Il y avait un peu d’électricité dans l’air ce 23 février au Sénat. Organisé à la demande de son président Gérard Larcher – fait exceptionnel – un débat s’est tenu sur la nouvelle programmation pluriannuelle de l’énergie (PPE). De nombreux groupes d’opposition se sont émus que ces grands choix stratégiques n’aient fait l’objet que d’une publication par décret. C’était il y a dix jours, après deux ans et demi de retard. Le choix d’un acte réglementaire est d’autant plus mal passé dans une majorité de bancs qu’une proposition de loi cheminait sur le sujet depuis 2024, la proposition de loi du sénateur Daniel Gremillet (LR). Le texte n’a pas été réinscrit à l’Assemblée nationale après le deuxième vote du Sénat en juillet dernier.
« Le gouvernement s’est obstiné à mettre le Parlement sur la touche sur cette question essentielle pour notre pays », a ainsi dénoncé la présidente de la commission des affaires économiques, Dominique Estrosi Sassone (LR), soulignant au passage que le gouvernement n’était pas favorable à la tenue du débat du jour. Ce dernier avait fait part de sa désapprobation en conférence des présidents, selon elle. A l’Assemblée nationale, l’information se fera sous forme d’audition conjointe à trois commissions fin mars. Première à s’exprimer, la sénatrice des Alpes-Maritimes a donc donné le ton d’un hémicycle remonté. Elle fait savoir que cette « PPE technocratique » était « déconnectée des élus et des Français ». « Plus qu’une erreur, c’est une faute. »

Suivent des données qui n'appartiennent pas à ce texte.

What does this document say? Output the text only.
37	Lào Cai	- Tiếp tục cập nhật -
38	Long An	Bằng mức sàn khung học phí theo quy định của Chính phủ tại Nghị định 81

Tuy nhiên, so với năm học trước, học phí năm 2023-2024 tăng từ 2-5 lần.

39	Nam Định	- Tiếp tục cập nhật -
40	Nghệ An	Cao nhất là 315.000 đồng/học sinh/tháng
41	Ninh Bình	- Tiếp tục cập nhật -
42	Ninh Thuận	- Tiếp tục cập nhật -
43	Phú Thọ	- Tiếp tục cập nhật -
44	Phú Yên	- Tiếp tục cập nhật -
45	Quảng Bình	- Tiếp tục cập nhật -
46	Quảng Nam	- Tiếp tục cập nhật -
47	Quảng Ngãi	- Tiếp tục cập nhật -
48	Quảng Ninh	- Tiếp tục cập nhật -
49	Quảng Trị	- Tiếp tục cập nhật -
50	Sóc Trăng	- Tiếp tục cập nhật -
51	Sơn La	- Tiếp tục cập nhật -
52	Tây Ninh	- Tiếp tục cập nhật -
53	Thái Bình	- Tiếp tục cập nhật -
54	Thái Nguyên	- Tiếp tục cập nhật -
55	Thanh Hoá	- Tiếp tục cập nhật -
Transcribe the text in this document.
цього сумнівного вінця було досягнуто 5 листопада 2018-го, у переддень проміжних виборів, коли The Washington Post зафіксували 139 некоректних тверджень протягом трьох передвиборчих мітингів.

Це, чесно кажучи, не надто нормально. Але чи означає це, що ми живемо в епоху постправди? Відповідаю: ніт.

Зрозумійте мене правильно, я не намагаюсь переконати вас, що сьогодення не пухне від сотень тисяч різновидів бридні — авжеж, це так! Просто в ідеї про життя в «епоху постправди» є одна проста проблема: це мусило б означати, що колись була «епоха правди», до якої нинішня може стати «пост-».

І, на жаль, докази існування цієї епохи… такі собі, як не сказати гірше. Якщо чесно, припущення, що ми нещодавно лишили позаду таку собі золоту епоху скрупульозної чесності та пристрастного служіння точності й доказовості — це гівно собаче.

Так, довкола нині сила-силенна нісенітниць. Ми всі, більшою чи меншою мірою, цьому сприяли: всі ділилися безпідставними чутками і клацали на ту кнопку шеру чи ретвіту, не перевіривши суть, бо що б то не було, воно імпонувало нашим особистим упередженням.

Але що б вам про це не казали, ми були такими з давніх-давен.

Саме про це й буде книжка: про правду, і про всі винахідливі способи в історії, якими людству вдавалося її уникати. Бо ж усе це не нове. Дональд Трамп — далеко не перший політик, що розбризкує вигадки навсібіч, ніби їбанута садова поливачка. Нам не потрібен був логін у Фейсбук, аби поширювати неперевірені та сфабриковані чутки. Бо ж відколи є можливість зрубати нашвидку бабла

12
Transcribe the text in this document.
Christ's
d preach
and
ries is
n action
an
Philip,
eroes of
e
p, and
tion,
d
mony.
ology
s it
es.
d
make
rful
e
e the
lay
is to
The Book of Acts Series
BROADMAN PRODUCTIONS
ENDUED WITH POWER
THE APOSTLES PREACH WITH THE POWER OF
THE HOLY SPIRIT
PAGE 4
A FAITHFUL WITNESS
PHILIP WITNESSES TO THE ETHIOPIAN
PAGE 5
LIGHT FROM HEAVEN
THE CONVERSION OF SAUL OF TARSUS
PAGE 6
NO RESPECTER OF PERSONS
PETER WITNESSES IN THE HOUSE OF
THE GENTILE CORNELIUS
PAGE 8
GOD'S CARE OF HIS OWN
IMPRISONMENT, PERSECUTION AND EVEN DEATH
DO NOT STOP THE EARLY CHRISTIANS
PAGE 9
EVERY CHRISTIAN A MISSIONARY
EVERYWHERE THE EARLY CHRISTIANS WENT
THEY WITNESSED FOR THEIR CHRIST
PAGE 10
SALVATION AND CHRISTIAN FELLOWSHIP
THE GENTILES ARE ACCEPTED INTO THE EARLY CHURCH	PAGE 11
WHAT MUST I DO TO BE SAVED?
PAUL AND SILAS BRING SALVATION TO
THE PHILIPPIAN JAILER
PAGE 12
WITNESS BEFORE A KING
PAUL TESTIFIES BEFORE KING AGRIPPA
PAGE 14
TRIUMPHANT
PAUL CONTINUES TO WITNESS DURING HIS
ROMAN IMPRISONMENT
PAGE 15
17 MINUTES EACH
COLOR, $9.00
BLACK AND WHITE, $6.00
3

De nombreuses autres forces politiques ont condamné la méthode gouvernementale. « Nous sommes dans une situation flagrante de déni démocratique et de contournement des institutions », s’est également exclamé le sénateur PS Franck Montaugé, mécontent que la représentation nationale en soit réduite à seulement « prendre acte » de cette troisième PPE.
« Vous parlez haut et fort de reconquérir notre souveraineté énergétique, vous foulez en même temps la première des souverainetés, celle du Parlement », a encore reproché le sénateur communiste Fabien Gay, n’hésitant pas à parler de « passage en force ». « Nous sommes aujourd’hui seulement invités à commenter a posteriori. Cette temporalité risque d’entacher cette légitimité démocratique », a aussi pointé le sénateur Michel Masset (RDSE).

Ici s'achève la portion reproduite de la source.